The UK government narrowly avoided defeat after members of the Inter-Parliamentary Alliance on China (IPAC) led a cross-party group of MPs in backing a ‘genocide amendment’ to the Trade Bill. The amendment would have led to the UK becoming the first country in the world to allow genocide cases to be considered in domestic courts.
The amendment received support from all opposition parties in the House of Commons, with prominent IPAC MPs Sir Iain Duncan-Smith, Nusrat Ghani and Bob Seely leading a group of dozens of Conservative MPs in rebelling against the government. The amendment was narrowly defeated by 319 to 308 votes.
The group of 40 IPAC MPs were pivotal in garnering support in the Commons, with all major parties represented in the Alliance. IPAC member and crossbench peer Lord David Alton has announced his intention to submit a re-drafted amendment for consideration in the House of Lords.
The amendment was designed to enable UK courts to make an advisory preliminary genocide judgement for governments to consider when signing trade deals with states accused of committing genocide.
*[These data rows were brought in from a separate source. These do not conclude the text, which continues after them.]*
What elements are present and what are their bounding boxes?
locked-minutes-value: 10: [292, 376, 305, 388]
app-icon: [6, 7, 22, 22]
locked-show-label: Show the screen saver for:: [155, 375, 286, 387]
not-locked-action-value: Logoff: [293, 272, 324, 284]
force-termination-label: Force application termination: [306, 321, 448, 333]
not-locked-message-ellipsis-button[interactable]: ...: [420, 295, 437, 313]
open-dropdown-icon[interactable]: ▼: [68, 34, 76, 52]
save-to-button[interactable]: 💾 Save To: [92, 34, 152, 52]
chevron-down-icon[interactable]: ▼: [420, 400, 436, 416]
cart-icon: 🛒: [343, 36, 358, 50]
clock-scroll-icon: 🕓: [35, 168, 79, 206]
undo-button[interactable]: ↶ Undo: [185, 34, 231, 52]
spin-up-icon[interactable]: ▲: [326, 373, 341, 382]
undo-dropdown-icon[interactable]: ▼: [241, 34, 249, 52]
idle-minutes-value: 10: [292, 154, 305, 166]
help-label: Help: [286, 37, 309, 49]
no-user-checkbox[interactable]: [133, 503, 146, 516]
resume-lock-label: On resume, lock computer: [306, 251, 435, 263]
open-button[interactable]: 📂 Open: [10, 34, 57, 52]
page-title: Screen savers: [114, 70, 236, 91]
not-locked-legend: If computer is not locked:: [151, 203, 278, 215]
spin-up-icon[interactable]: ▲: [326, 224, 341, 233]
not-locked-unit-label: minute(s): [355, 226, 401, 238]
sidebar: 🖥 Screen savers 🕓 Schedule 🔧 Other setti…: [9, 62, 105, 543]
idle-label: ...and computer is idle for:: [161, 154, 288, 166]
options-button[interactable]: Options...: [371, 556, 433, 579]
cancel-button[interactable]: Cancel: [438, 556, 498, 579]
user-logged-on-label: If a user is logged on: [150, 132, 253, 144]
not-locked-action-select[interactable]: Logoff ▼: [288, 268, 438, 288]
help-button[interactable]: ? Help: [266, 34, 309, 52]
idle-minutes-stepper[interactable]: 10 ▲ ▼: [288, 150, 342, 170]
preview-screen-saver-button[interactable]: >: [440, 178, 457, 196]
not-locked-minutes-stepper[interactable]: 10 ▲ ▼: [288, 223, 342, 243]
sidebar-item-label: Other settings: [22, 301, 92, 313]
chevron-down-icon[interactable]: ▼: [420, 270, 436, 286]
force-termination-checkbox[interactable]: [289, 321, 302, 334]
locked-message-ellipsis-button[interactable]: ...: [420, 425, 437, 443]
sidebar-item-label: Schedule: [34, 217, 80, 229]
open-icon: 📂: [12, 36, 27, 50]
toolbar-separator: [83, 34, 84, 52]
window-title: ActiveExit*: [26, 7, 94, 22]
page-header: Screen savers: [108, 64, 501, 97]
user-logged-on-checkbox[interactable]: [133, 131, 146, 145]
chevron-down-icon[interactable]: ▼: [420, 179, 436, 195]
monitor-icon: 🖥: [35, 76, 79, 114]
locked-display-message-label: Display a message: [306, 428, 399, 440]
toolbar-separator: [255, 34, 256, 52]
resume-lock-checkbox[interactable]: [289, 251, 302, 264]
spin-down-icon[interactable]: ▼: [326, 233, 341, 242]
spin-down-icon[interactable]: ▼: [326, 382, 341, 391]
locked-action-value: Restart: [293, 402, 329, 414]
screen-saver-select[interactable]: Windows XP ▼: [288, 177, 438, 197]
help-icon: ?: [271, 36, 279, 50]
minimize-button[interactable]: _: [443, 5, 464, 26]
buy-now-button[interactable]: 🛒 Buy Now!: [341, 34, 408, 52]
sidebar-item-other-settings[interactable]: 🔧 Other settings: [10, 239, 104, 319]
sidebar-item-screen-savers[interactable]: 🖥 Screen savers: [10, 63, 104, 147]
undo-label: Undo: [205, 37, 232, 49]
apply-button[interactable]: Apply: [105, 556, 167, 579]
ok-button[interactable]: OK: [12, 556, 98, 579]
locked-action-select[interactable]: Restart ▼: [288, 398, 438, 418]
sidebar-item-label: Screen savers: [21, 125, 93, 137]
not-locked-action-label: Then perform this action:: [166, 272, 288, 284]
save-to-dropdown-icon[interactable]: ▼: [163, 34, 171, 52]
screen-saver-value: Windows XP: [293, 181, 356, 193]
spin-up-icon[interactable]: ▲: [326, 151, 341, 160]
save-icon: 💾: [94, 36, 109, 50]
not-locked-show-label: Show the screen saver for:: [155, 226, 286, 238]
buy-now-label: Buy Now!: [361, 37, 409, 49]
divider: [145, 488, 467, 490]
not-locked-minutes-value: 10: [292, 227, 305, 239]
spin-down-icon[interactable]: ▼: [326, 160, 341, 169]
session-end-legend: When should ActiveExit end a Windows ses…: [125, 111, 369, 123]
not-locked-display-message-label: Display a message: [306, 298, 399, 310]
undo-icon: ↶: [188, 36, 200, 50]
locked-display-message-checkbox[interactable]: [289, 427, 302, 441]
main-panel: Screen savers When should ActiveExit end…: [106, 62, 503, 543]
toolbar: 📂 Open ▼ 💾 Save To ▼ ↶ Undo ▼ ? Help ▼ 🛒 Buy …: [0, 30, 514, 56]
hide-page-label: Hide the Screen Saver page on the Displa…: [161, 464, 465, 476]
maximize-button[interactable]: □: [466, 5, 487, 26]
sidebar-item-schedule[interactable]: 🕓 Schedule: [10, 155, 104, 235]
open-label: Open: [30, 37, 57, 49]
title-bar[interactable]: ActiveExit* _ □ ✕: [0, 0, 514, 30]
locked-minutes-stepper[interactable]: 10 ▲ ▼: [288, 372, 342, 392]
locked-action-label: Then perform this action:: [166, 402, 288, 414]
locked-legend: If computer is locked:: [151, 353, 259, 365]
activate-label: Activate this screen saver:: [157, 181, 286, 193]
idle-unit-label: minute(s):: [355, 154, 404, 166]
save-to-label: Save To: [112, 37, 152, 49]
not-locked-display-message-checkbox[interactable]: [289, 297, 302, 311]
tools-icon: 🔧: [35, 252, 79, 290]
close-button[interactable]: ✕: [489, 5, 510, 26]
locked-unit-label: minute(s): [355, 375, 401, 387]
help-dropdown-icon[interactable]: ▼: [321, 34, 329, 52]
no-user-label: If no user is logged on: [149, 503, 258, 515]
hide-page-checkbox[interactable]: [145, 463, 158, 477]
The amendment was the brainchild of IPAC Coordinator Luke de Pulford who has run the campaign in the House of Lords and House of Commons.
Luke de Pulford, IPAC coordinator commented:
“The Inter-Parliamentary Alliance on China will continue working to give Uyghurs their day in court. The size of today’s rebellion shows that there is growing support for this issue from across the House. Members from all parties agree with us that the current system of genocide determination is broke and needs urgent fixing.
We now have another bite of the cherry in the Lords with an amendment which takes some of the government’s arguments into account.”
Sir Iain Duncan-Smith MP, former Conservative Party leader and IPAC co-chair commented:
“Today’s rebellion shows that the government can no longer ignore calls to bring genocide cases before UK courts. We will continue to work on this amendment, taking into account the points made by Members in the House today, and I hope the House of Lords will now ensure an improved amendment returns to the House of Commons.
The wilful ignorance of alleged genocide and grave human rights abuses in China and elsewhere must stop, we will not sell out our values for trade deals with genocidal states.”
Lord David Alton, IPAC member and co-sponsor of the amendment in the Lords commented:
“The fight does not end here. We will continue to do all we can to ensure that Uyghurs and other victims of alleged genocide have a route to justice through UK courts. The Inter-Parliamentary Alliance on China and other groups will continue to work across party lines to propose a refinement to the amendment which will meet the perfectly reasonable argument that, once the Court has reached a determination of Genocide, Parliament should then be able to vote on the revocation of a trade deal with the country concerned.”
Baroness Helena Kennedy, IPAC co-chair and Labour peer commented:
“The struggle for justice for Uyghurs and other persecuted groups continues. I know that colleagues across all parties will not accept the loopholes in our existing systems which allow perpetrators of genocide to escape with impunity. The work to bring an improved amendment to the House of Lords begins immediately.”
Layla Moran MP, Liberal Democrats Foreign Affairs Spokesperson and IPAC member commented:
“Today the Government turned down a crucial opportunity to say ‘never again’ and put ending genocide and protecting human rights at the heart of the UK’s trade policy, despite clear cross-party support.
“The Government has chosen to turn a blind eye and to not put human rights first. But this isn’t over – we will support a new amendment when the Bill goes back to the Lords.”